The final plague was to kill all the firstborn sons of the Egyptians, but God passed over the Hebrews, which is the miracle that gives the eight-day holiday its name. After Pharaoh realized he was defeated, his armies chased the slaves out of Egypt. The Israelites left in such a hurry the bread they baked to eat along the way didn’t have time to rise, which is why unleavened bread is consumed during Passover.
“All the foods in the Seder are symbolic of some part of the story,” she said.
The foods, according to reformjudiasm.org, in addition to matzo, the unleavened bread, include:
• Maror and chazeret – Bitter herbs that symbolize the bitterness and harshness of the slavery the Hebrews endured in Egypt.
• Charoset — A mixture of apples, honey, nuts, and wine or grape juice that represents the mortar the Hebrew slaves used to build the storehouses or pyramids of Egypt.
• Karpas — A vegetable other than bitter herbs, which is dipped into salt water at the beginning of the Seder. Parsley is commonly used, as is horseradish. The dipping of the vegetable and the resulting drips of water off the vegetable represents tears and is a reminder of the pain felt by Hebrew slaves in Egypt.
• Zeroa — The only element of meat on the seder plate. Most commonly a roasted lamb or goat shank bone, chicken wing or chicken neck, it represents the Pesach sacrifice, which was a lamb that was offered in the Temple in Jerusalem, then roasted and eaten as part of the Seder meal.
• Beitzah — A hard-boiled egg that symbolizes the festival sacrifice offered in the Temple in Jerusalem, and eaten as part of the Seder meal. The egg is a symbol of mourning — eggs are the first thing served to mourners after a funeral. They evoke the idea of mourning of over the destruction of the Temple.

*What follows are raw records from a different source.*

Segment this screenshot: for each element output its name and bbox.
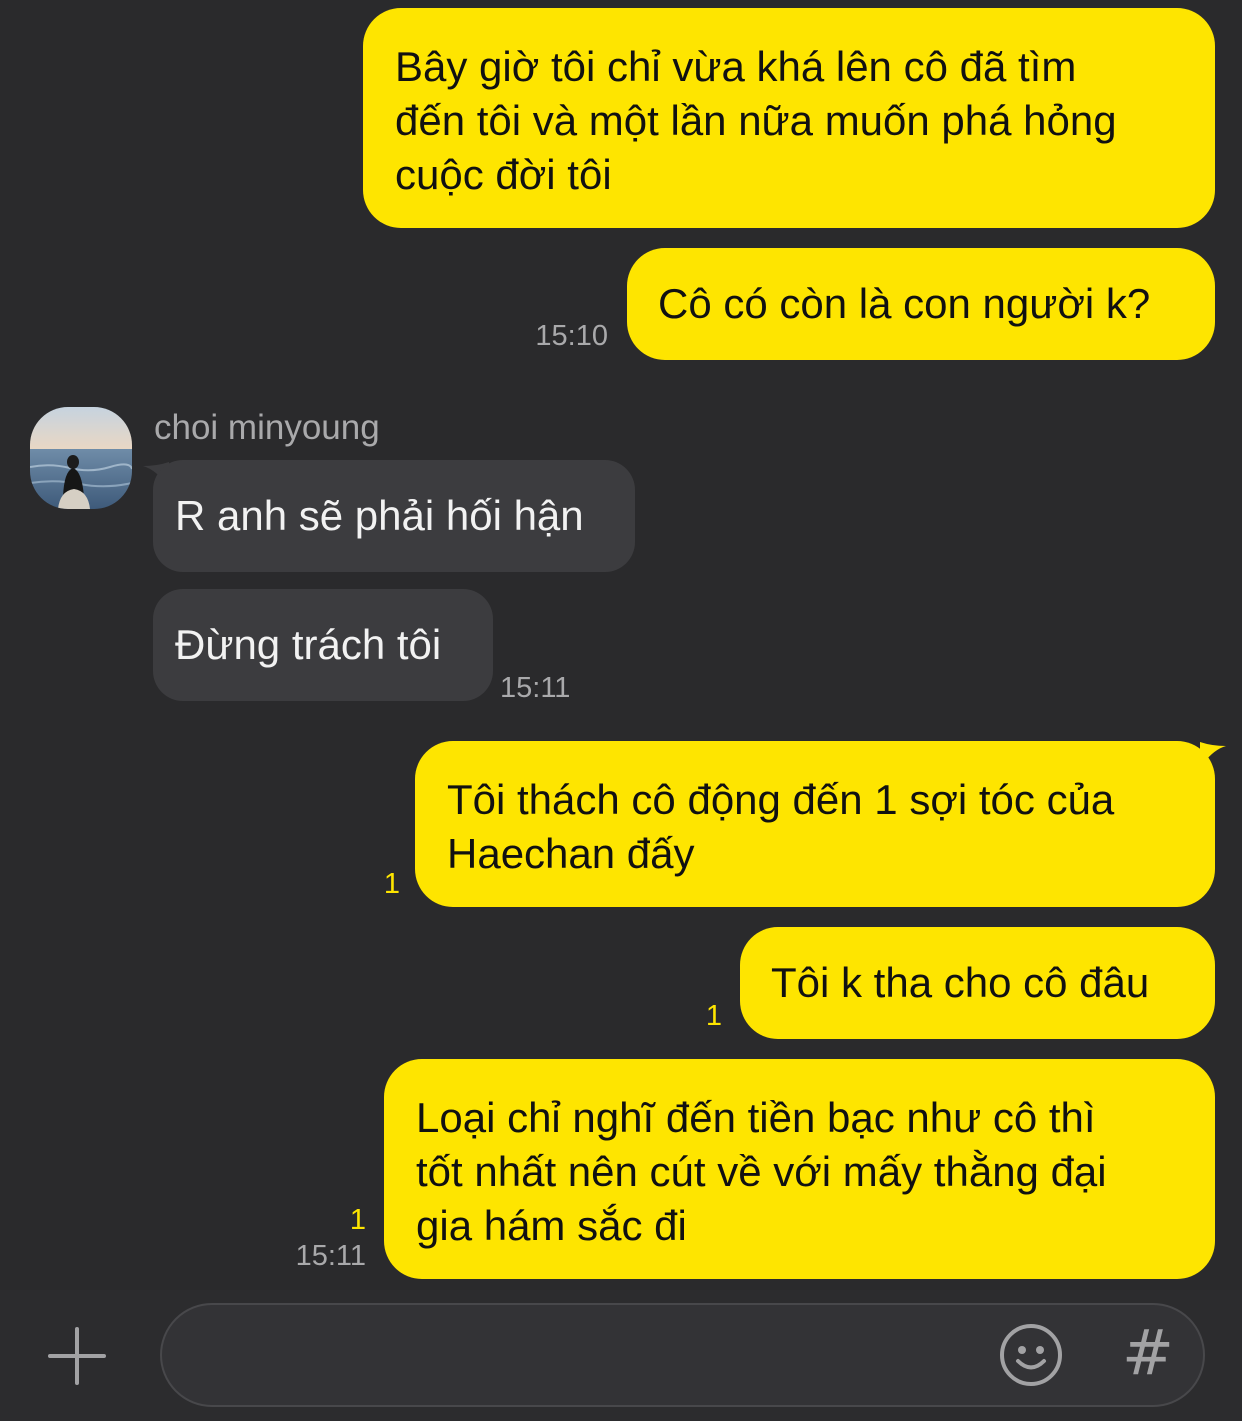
message-bubble-outgoing[interactable]: Tôi k tha cho cô đâu <box>740 927 1215 1039</box>
unread-count: 1 <box>349 1204 366 1236</box>
avatar-photo <box>30 407 132 509</box>
unread-count: 1 <box>383 868 400 900</box>
contact-name: choi minyoung <box>154 408 380 447</box>
contact-avatar[interactable] <box>30 407 132 509</box>
message-bubble-outgoing[interactable]: Cô có còn là con người k? <box>627 248 1215 360</box>
emoticon-icon[interactable] <box>998 1322 1064 1388</box>
chat-message-list[interactable]: Bây giờ tôi chỉ vừa khá lên cô đã tìm đế… <box>0 0 1242 1290</box>
message-timestamp: 15:10 <box>535 320 608 352</box>
message-bubble-outgoing[interactable]: Tôi thách cô động đến 1 sợi tóc của Haec… <box>415 741 1215 907</box>
plus-icon[interactable] <box>44 1323 110 1389</box>
message-bubble-incoming[interactable]: R anh sẽ phải hối hận <box>153 460 635 572</box>
unread-count: 1 <box>705 1000 722 1032</box>
message-timestamp: 15:11 <box>295 1240 366 1272</box>
message-timestamp: 15:11 <box>500 672 571 704</box>
message-bubble-incoming[interactable]: Đừng trách tôi <box>153 589 493 701</box>
hash-icon[interactable]: # <box>1118 1318 1178 1388</box>
message-bubble-outgoing[interactable]: Loại chỉ nghĩ đến tiền bạc như cô thì tố… <box>384 1059 1215 1279</box>
message-bubble-outgoing[interactable]: Bây giờ tôi chỉ vừa khá lên cô đã tìm đế… <box>363 8 1215 228</box>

The ceremonial meal is not the only meal being served, however. A traditional Passover meal will also be served, including, according to Bregman, matzo ball soup, brisket, a vegetable side and dessert.
Bregman returns to that line from the Haggadah – “Let all who are hungry come and eat.”

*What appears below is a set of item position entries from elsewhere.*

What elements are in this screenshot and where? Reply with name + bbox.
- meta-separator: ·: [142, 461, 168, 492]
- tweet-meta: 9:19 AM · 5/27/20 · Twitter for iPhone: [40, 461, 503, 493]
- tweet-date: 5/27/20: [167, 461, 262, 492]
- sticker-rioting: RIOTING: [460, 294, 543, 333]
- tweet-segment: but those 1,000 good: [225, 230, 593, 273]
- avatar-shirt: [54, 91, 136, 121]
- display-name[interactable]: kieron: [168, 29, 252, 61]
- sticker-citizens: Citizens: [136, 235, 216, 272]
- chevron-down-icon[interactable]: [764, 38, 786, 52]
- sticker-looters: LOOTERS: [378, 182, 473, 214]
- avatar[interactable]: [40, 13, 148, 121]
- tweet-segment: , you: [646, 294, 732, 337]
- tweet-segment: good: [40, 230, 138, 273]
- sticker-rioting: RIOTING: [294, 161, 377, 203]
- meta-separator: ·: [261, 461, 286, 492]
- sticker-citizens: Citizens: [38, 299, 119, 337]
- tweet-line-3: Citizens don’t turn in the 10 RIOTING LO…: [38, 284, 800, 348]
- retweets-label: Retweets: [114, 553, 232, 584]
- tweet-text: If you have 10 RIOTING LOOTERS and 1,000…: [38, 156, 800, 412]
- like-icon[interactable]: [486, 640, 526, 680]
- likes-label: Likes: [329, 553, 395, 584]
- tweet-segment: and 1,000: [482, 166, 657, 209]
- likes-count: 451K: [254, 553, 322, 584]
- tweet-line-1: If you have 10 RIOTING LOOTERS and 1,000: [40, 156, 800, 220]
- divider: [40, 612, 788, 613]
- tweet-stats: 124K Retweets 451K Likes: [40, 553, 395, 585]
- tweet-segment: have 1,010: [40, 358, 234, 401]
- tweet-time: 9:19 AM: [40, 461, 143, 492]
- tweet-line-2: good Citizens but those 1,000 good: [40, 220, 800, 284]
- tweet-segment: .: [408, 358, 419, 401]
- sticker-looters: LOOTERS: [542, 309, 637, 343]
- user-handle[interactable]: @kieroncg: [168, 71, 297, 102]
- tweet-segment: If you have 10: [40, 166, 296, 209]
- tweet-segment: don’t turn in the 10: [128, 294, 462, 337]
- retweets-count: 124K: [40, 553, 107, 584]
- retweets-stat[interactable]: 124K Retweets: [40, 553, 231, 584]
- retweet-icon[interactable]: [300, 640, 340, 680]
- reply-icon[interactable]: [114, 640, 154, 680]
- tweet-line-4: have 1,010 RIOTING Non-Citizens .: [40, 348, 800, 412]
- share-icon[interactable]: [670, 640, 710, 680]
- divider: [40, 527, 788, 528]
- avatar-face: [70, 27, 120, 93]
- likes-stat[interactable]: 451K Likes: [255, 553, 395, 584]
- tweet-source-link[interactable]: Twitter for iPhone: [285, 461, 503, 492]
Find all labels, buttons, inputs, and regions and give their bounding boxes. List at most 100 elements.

“The way we are making that manifest is by donating to three organizations who serve people in our community who are food insecure — Sparrow’s Nest, United Way and Second Harvest.”
The host congregations for the dinner are Temple Beth Tefilloh, Atlama Presbyterian Church, Christ Church Frederica, College Place United Methodist Church, First Presbyterian Church of Brunswick, First United Methodist Church of Brunswick, St. James Lutheran Church, St. Simons Presbyterian Church, Unitarian Universalists of Coastal Georgia and FaithWorks.
Although Passover and the Passover Seder is typically a Jewish tradition, the Rev. Wright Culpepper, executive director at FaithWorks and an event organizer, said Christians have much to learn from the dinner.
“Since the story of Exodus is a major part of both the Jewish and Christian faith traditions, it becomes a place where two religions can touch base and share our common heritage,” Culpepper said. “It was the Seder meal that Jesus and his disciples were sharing during Passover at the Last Supper, which is so important to the Christian faith.
“Because of Rabbi Bregman’s commitment and the friendships that have been formed among numerous clergy in our community, it was a natural place of us to celebrate being in community with one another.”
Culpepper said Christians often take for granted that the Christian faith grew out of the Jewish faith and spread throughout the Gentile world.
“We rarely ask why we do the things we do in church, but the truth of the matter is that many of the Christian practices are based on the practices, traditions, laws and rituals of the Hebrew faith,” he said. “The more we reconnect to the story of God throughout history, the more God becomes real to us today.”
Culpepper also addressed the purpose of the dinner.
“As we celebrate that God feeds us, we choose to feed others in our community who are hungry,” he said.